The rise of indexing is also noted in a 2010 paper, On the Economic Consequences of Index-Linked Investing, by New York University's Prof Jeffrey Wurgler. Between 1990 and 2005, Wurgler found, the addition in stocks to the S&P 500 index resulted in price increases of almost 9 per cent, with this effect rising over time as index assets increased. Stocks deleted from the index tumbled by an even greater amount.
Furthermore, stocks begin to behave differently after being added to the index. Co-movement increases: the stock “begins to move more closely with its 499 new neighbours and less closely with the rest of the market. It is as if it has joined a new school of fish”.
The evidence, Wurgler concluded, is that “stock prices are increasingly a function not just of fundamentals but also of the happenstance of index membership”, adding that “the magnitude of the economic distortions they cause” needed to be considered by regulators.

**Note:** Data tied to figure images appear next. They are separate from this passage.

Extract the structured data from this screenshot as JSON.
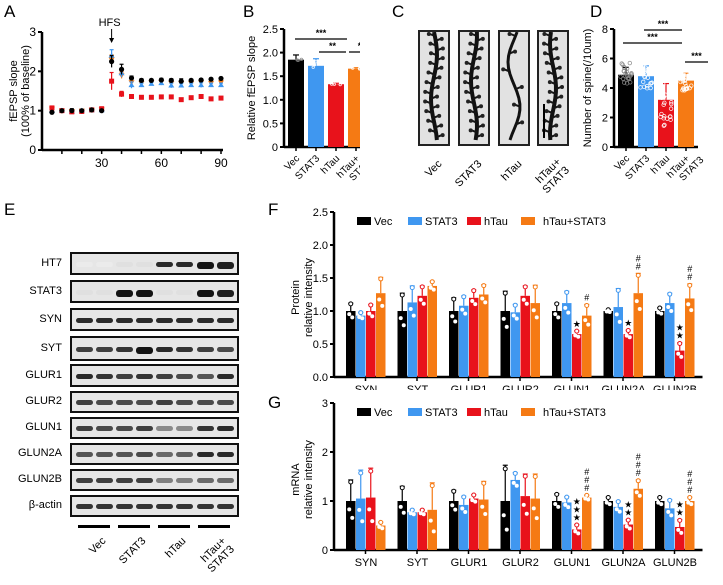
{
  "panels": {
    "A": "A",
    "B": "B",
    "C": "C",
    "D": "D",
    "E": "E",
    "F": "F",
    "G": "G"
  },
  "colors": {
    "Vec": "#000000",
    "STAT3": "#3f97f0",
    "hTau": "#e8121b",
    "hTau+STAT3": "#f57a14"
  },
  "groups": [
    "Vec",
    "STAT3",
    "hTau",
    "hTau+STAT3"
  ],
  "group_tick_labels": [
    [
      "Vec"
    ],
    [
      "STAT3"
    ],
    [
      "hTau"
    ],
    [
      "hTau+",
      "STAT3"
    ]
  ],
  "chart_data": [
    {
      "id": "A",
      "type": "scatter",
      "title": "",
      "xlabel": "",
      "ylabel": "fEPSP slope",
      "ylabel2": "(100% of baseline)",
      "annotation": "HFS",
      "annotation_x": 35,
      "xlim": [
        0,
        90
      ],
      "ylim": [
        0,
        3
      ],
      "xticks": [
        30,
        60,
        90
      ],
      "yticks": [
        0,
        1,
        2,
        3
      ],
      "x": [
        5,
        10,
        15,
        20,
        25,
        30,
        35,
        40,
        45,
        50,
        55,
        60,
        65,
        70,
        75,
        80,
        85,
        90
      ],
      "series": [
        {
          "name": "Vec",
          "values": [
            0.96,
            1.0,
            1.0,
            1.0,
            1.02,
            1.0,
            2.25,
            2.05,
            1.83,
            1.77,
            1.77,
            1.78,
            1.77,
            1.75,
            1.77,
            1.78,
            1.8,
            1.82
          ],
          "errors": [
            0.03,
            0.02,
            0.05,
            0.03,
            0.03,
            0.03,
            0.15,
            0.13,
            0.05,
            0.04,
            0.03,
            0.04,
            0.04,
            0.06,
            0.03,
            0.03,
            0.03,
            0.03
          ]
        },
        {
          "name": "STAT3",
          "values": [
            1.0,
            1.0,
            0.98,
            1.0,
            1.01,
            1.01,
            2.4,
            1.95,
            1.65,
            1.65,
            1.68,
            1.7,
            1.64,
            1.64,
            1.65,
            1.65,
            1.65,
            1.65
          ],
          "errors": [
            0.03,
            0.02,
            0.04,
            0.03,
            0.03,
            0.03,
            0.15,
            0.1,
            0.08,
            0.05,
            0.04,
            0.05,
            0.06,
            0.05,
            0.05,
            0.06,
            0.05,
            0.05
          ]
        },
        {
          "name": "hTau",
          "values": [
            1.07,
            1.0,
            0.97,
            0.98,
            1.02,
            1.05,
            1.75,
            1.42,
            1.36,
            1.34,
            1.34,
            1.35,
            1.35,
            1.28,
            1.33,
            1.36,
            1.3,
            1.32
          ],
          "errors": [
            0.04,
            0.02,
            0.04,
            0.03,
            0.03,
            0.03,
            0.22,
            0.07,
            0.03,
            0.03,
            0.02,
            0.03,
            0.03,
            0.03,
            0.03,
            0.03,
            0.03,
            0.03
          ]
        },
        {
          "name": "hTau+STAT3",
          "values": [
            1.05,
            1.0,
            0.99,
            1.0,
            1.02,
            1.03,
            2.3,
            1.9,
            1.72,
            1.7,
            1.72,
            1.73,
            1.7,
            1.7,
            1.7,
            1.72,
            1.7,
            1.72
          ],
          "errors": [
            0.03,
            0.02,
            0.04,
            0.03,
            0.03,
            0.03,
            0.12,
            0.08,
            0.05,
            0.04,
            0.04,
            0.04,
            0.05,
            0.05,
            0.04,
            0.04,
            0.05,
            0.05
          ]
        }
      ]
    },
    {
      "id": "B",
      "type": "bar",
      "ylabel": "Relative fEPSP slope",
      "ylim": [
        0,
        2.5
      ],
      "yticks": [
        "0",
        "0.5",
        "1.0",
        "1.5",
        "2.0",
        "2.5"
      ],
      "categories": [
        "Vec",
        "STAT3",
        "hTau",
        "hTau+STAT3"
      ],
      "values": [
        1.85,
        1.72,
        1.33,
        1.66
      ],
      "errors": [
        0.1,
        0.15,
        0.02,
        0.02
      ],
      "significance": [
        {
          "from": 0,
          "to": 2,
          "label": "***"
        },
        {
          "from": 1,
          "to": 2,
          "label": "**"
        },
        {
          "from": 2,
          "to": 3,
          "label": "*"
        }
      ]
    },
    {
      "id": "D",
      "type": "bar",
      "ylabel": "Number of spine(/10um)",
      "ylim": [
        0,
        8
      ],
      "yticks": [
        "0",
        "2",
        "4",
        "6",
        "8"
      ],
      "categories": [
        "Vec",
        "STAT3",
        "hTau",
        "hTau+STAT3"
      ],
      "values": [
        4.9,
        4.8,
        3.2,
        4.5
      ],
      "errors": [
        0.5,
        0.7,
        1.1,
        0.5
      ],
      "significance": [
        {
          "from": 1,
          "to": 2,
          "label": "***"
        },
        {
          "from": 0,
          "to": 2,
          "label": "***"
        },
        {
          "from": 2,
          "to": 3,
          "label": "***"
        }
      ]
    },
    {
      "id": "F",
      "type": "bar",
      "ylabel": "Protein",
      "ylabel2": "relative intensity",
      "ylim": [
        0,
        2.5
      ],
      "yticks": [
        "0.0",
        "0.5",
        "1.0",
        "1.5",
        "2.0",
        "2.5"
      ],
      "categories": [
        "SYN",
        "SYT",
        "GLUR1",
        "GLUR2",
        "GLUN1",
        "GLUN2A",
        "GLUN2B"
      ],
      "series": [
        {
          "name": "Vec",
          "values": [
            1.0,
            1.0,
            1.0,
            1.0,
            1.0,
            1.0,
            1.0
          ],
          "errors": [
            0.12,
            0.27,
            0.2,
            0.3,
            0.12,
            0.02,
            0.05
          ]
        },
        {
          "name": "STAT3",
          "values": [
            0.93,
            1.13,
            1.08,
            0.98,
            1.12,
            1.06,
            1.12
          ],
          "errors": [
            0.05,
            0.25,
            0.15,
            0.12,
            0.18,
            0.28,
            0.15
          ]
        },
        {
          "name": "hTau",
          "values": [
            1.0,
            1.23,
            1.2,
            1.23,
            0.65,
            0.65,
            0.4
          ],
          "errors": [
            0.1,
            0.15,
            0.12,
            0.15,
            0.05,
            0.06,
            0.12
          ]
        },
        {
          "name": "hTau+STAT3",
          "values": [
            1.27,
            1.38,
            1.25,
            1.12,
            0.93,
            1.27,
            1.19
          ],
          "errors": [
            0.24,
            0.07,
            0.15,
            0.27,
            0.17,
            0.3,
            0.22
          ]
        }
      ],
      "annotations": [
        {
          "category": "GLUN1",
          "series": "hTau",
          "label": "*"
        },
        {
          "category": "GLUN2A",
          "series": "hTau",
          "label": "*"
        },
        {
          "category": "GLUN2B",
          "series": "hTau",
          "label": "**"
        },
        {
          "category": "GLUN1",
          "series": "hTau+STAT3",
          "label": "#"
        },
        {
          "category": "GLUN2A",
          "series": "hTau+STAT3",
          "label": "##"
        },
        {
          "category": "GLUN2B",
          "series": "hTau+STAT3",
          "label": "##"
        }
      ]
    },
    {
      "id": "G",
      "type": "bar",
      "ylabel": "mRNA",
      "ylabel2": "relative intensity",
      "ylim": [
        0,
        3
      ],
      "yticks": [
        "0",
        "1",
        "2",
        "3"
      ],
      "categories": [
        "SYN",
        "SYT",
        "GLUR1",
        "GLUR2",
        "GLUN1",
        "GLUN2A",
        "GLUN2B"
      ],
      "series": [
        {
          "name": "Vec",
          "values": [
            1.0,
            1.0,
            1.0,
            1.0,
            1.0,
            1.0,
            1.0
          ],
          "errors": [
            0.43,
            0.3,
            0.22,
            0.73,
            0.15,
            0.08,
            0.08
          ]
        },
        {
          "name": "STAT3",
          "values": [
            1.05,
            0.77,
            0.92,
            1.43,
            0.97,
            0.88,
            0.85
          ],
          "errors": [
            0.58,
            0.05,
            0.18,
            0.15,
            0.12,
            0.12,
            0.18
          ]
        },
        {
          "name": "hTau",
          "values": [
            1.07,
            0.77,
            1.05,
            1.1,
            0.42,
            0.52,
            0.47
          ],
          "errors": [
            0.6,
            0.05,
            0.08,
            0.45,
            0.1,
            0.1,
            0.15
          ]
        },
        {
          "name": "hTau+STAT3",
          "values": [
            0.5,
            0.82,
            1.03,
            1.05,
            1.07,
            1.25,
            1.0
          ],
          "errors": [
            0.07,
            0.55,
            0.37,
            0.5,
            0.05,
            0.18,
            0.08
          ]
        }
      ],
      "annotations": [
        {
          "category": "GLUN1",
          "series": "hTau",
          "label": "***"
        },
        {
          "category": "GLUN2A",
          "series": "hTau",
          "label": "**"
        },
        {
          "category": "GLUN2B",
          "series": "hTau",
          "label": "**"
        },
        {
          "category": "GLUN1",
          "series": "hTau+STAT3",
          "label": "###"
        },
        {
          "category": "GLUN2A",
          "series": "hTau+STAT3",
          "label": "###"
        },
        {
          "category": "GLUN2B",
          "series": "hTau+STAT3",
          "label": "###"
        }
      ]
    }
  ],
  "panel_C": {
    "labels": [
      [
        "Vec"
      ],
      [
        "STAT3"
      ],
      [
        "hTau"
      ],
      [
        "hTau+",
        "STAT3"
      ]
    ]
  },
  "panel_E": {
    "rows": [
      {
        "label": "HT7",
        "intensity": [
          0,
          0,
          0.05,
          0.05,
          0.9,
          0.9,
          1.0,
          0.95
        ]
      },
      {
        "label": "STAT3",
        "intensity": [
          0.05,
          0.05,
          1.0,
          1.0,
          0.05,
          0.05,
          1.0,
          0.95
        ]
      },
      {
        "label": "SYN",
        "intensity": [
          0.9,
          0.9,
          0.9,
          0.9,
          0.9,
          0.9,
          0.9,
          0.9
        ]
      },
      {
        "label": "SYT",
        "intensity": [
          0.8,
          0.8,
          0.85,
          1.0,
          0.9,
          0.85,
          0.8,
          0.75
        ]
      },
      {
        "label": "GLUR1",
        "intensity": [
          0.9,
          0.85,
          0.8,
          0.85,
          0.8,
          0.75,
          0.7,
          0.9
        ]
      },
      {
        "label": "GLUR2",
        "intensity": [
          0.8,
          0.75,
          0.75,
          0.75,
          0.8,
          0.75,
          0.75,
          0.75
        ]
      },
      {
        "label": "GLUN1",
        "intensity": [
          0.8,
          0.75,
          0.75,
          0.8,
          0.45,
          0.45,
          0.85,
          0.9
        ]
      },
      {
        "label": "GLUN2A",
        "intensity": [
          0.7,
          0.7,
          0.7,
          0.75,
          0.6,
          0.65,
          0.9,
          0.9
        ]
      },
      {
        "label": "GLUN2B",
        "intensity": [
          0.8,
          0.8,
          0.8,
          0.8,
          0.5,
          0.5,
          0.6,
          0.6
        ]
      },
      {
        "label": "β-actin",
        "intensity": [
          0.85,
          0.85,
          0.85,
          0.85,
          0.85,
          0.85,
          0.85,
          0.85
        ]
      }
    ]
  }
}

Similar points are made in a 2012 paper, How Index Trading Increases Market Vulnerability. Co-movement in stocks has increased almost fourfold since the mid-1990s, the study found, with the most likely explanation being investors' increased use of exchange-traded funds (ETFs). With stocks increasingly rising and falling en masse, this results in less diversified portfolios, "contributes to higher systematic equity market risk" and an increased "fragility" in stock markets.

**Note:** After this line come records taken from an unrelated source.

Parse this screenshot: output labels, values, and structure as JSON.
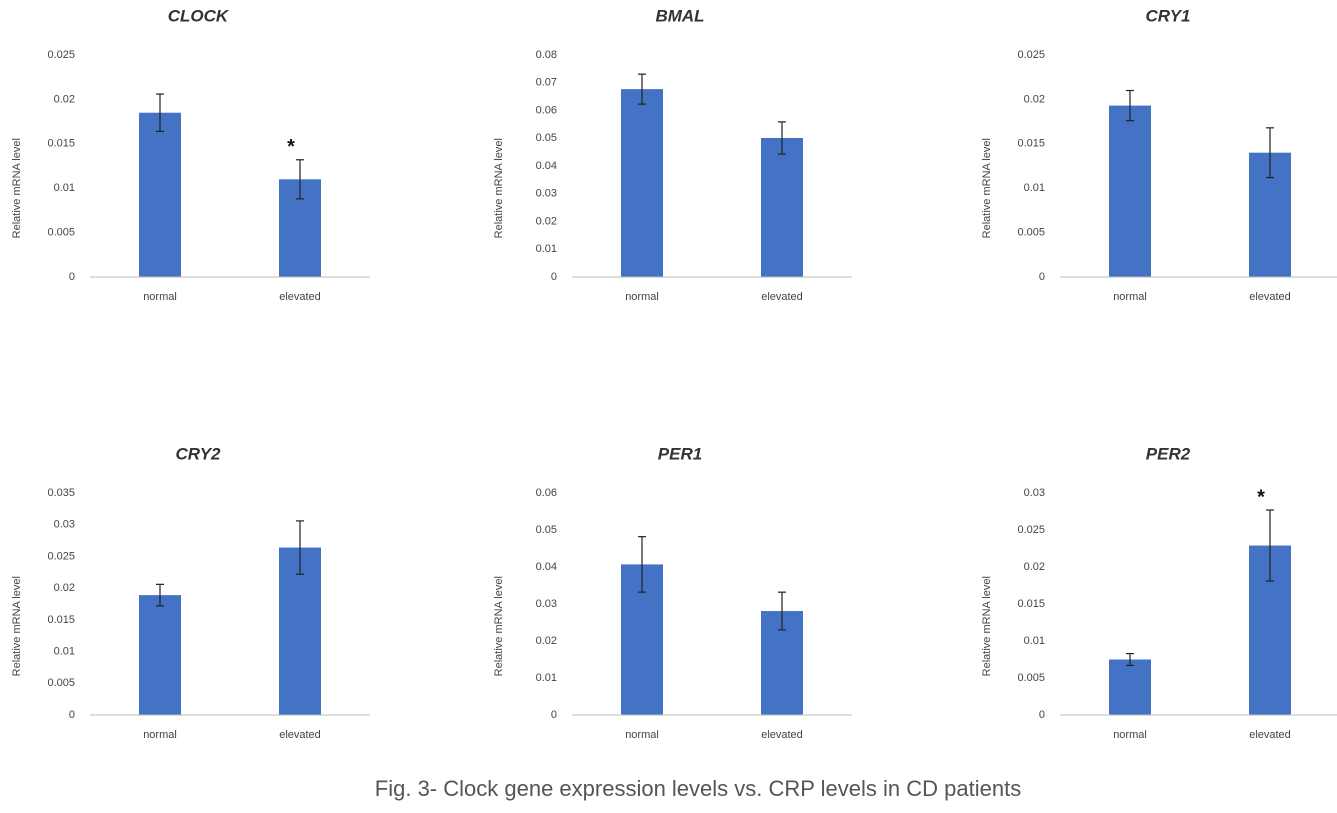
{
  "chart_data": [
    {
      "type": "bar",
      "title": "CLOCK",
      "ylabel": "Relative mRNA level",
      "categories": [
        "normal",
        "elevated"
      ],
      "values": [
        0.0185,
        0.011
      ],
      "errors": [
        0.0021,
        0.0022
      ],
      "significance": [
        null,
        "*"
      ],
      "color": "#4472c4",
      "ylim": [
        0,
        0.025
      ],
      "yticks": [
        0,
        0.005,
        0.01,
        0.015,
        0.02,
        0.025
      ]
    },
    {
      "type": "bar",
      "title": "BMAL",
      "ylabel": "Relative mRNA level",
      "categories": [
        "normal",
        "elevated"
      ],
      "values": [
        0.0677,
        0.0501
      ],
      "errors": [
        0.0054,
        0.0058
      ],
      "significance": [
        null,
        null
      ],
      "color": "#4472c4",
      "ylim": [
        0,
        0.08
      ],
      "yticks": [
        0,
        0.01,
        0.02,
        0.03,
        0.04,
        0.05,
        0.06,
        0.07,
        0.08
      ]
    },
    {
      "type": "bar",
      "title": "CRY1",
      "ylabel": "Relative mRNA level",
      "categories": [
        "normal",
        "elevated"
      ],
      "values": [
        0.0193,
        0.014
      ],
      "errors": [
        0.0017,
        0.0028
      ],
      "significance": [
        null,
        null
      ],
      "color": "#4472c4",
      "ylim": [
        0,
        0.025
      ],
      "yticks": [
        0,
        0.005,
        0.01,
        0.015,
        0.02,
        0.025
      ]
    },
    {
      "type": "bar",
      "title": "CRY2",
      "ylabel": "Relative mRNA level",
      "categories": [
        "normal",
        "elevated"
      ],
      "values": [
        0.0189,
        0.0264
      ],
      "errors": [
        0.0017,
        0.0042
      ],
      "significance": [
        null,
        null
      ],
      "color": "#4472c4",
      "ylim": [
        0,
        0.035
      ],
      "yticks": [
        0,
        0.005,
        0.01,
        0.015,
        0.02,
        0.025,
        0.03,
        0.035
      ]
    },
    {
      "type": "bar",
      "title": "PER1",
      "ylabel": "Relative mRNA level",
      "categories": [
        "normal",
        "elevated"
      ],
      "values": [
        0.0407,
        0.0281
      ],
      "errors": [
        0.0075,
        0.0051
      ],
      "significance": [
        null,
        null
      ],
      "color": "#4472c4",
      "ylim": [
        0,
        0.06
      ],
      "yticks": [
        0,
        0.01,
        0.02,
        0.03,
        0.04,
        0.05,
        0.06
      ]
    },
    {
      "type": "bar",
      "title": "PER2",
      "ylabel": "Relative mRNA level",
      "categories": [
        "normal",
        "elevated"
      ],
      "values": [
        0.0075,
        0.0229
      ],
      "errors": [
        0.0008,
        0.0048
      ],
      "significance": [
        null,
        "*"
      ],
      "color": "#4472c4",
      "ylim": [
        0,
        0.03
      ],
      "yticks": [
        0,
        0.005,
        0.01,
        0.015,
        0.02,
        0.025,
        0.03
      ]
    }
  ],
  "caption": "Fig. 3- Clock gene expression levels vs. CRP levels in CD patients"
}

While no one can deny that correlations have increased in recent years, indexing may not be the only or even the main cause. The rise of electronic trading and the increased role played in markets by global central banks may be factors, as might the rise of benchmarking – that is, the increased tendency to measure active funds’ performance against a particular benchmark.
Overall, however, the paper argues there is “compelling evidence” that the rise in passive investing “meaningfully corresponds to a decrease in the ability of investors to diversify risk in recent decades.”

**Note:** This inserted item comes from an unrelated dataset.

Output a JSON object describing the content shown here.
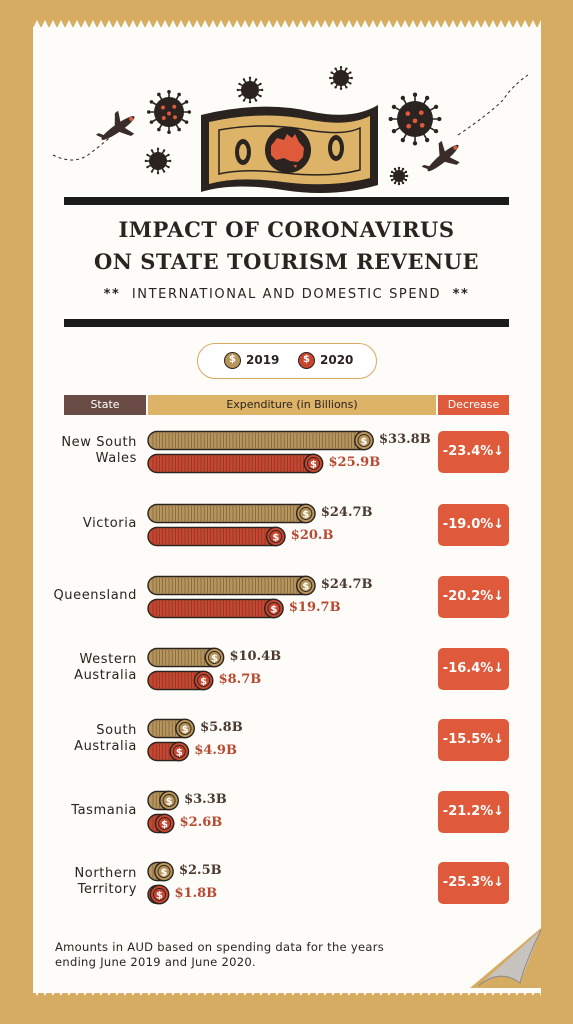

There is another charge commonly levelled at index funds, namely that their growth negatively impacts on corporate governance. The flow of money into passive funds mean the biggest indexers – Vanguard, Blackrock and State Street – will typically have large stakes in all the world's major companies. Indexers' focus on low fees and cost control means they may not be inclined to invest the time and funds required to oversee the world's biggest companies, Bill Ackman has argued.
Others note that active funds can hold badly-run or unethical companies to account by threatening to sell their shares. In contrast, indexers "can't sell those stocks even if they are terrible companies", as Blackrock chief executive Larry Fink admitted last year.
That doesn't mean indexers are powerless – Fink added that Blackrock "was taking a more active dialogue with our companies" and "imposing more of what we think is correct". A recent study, Passive Investors, Not Passive Owners, suggests this approach has merit. It found that an increase in ownership by passive institutions is associated with more independent directors, fewer restrictions on shareholders' ability to call special meetings, less support for management proposals and more support for shareholder-initiated governance proposals.
Passive investors seem to exert influence through their large voting blocs, the study found, resulting in them playing a “key role in influencing firms’ governance choices”.
Contrary to conventional wisdom, it appears passive funds are unafraid to aggressively represent the interests of their shareholders when dealing with company management. However, the central question raised by Sanford Bernstein – how large is too large for the passive investing industry? – is likely to prove a more difficult question to answer, and one that gets increasing attention in coming years as more and more money makes its way into index funds.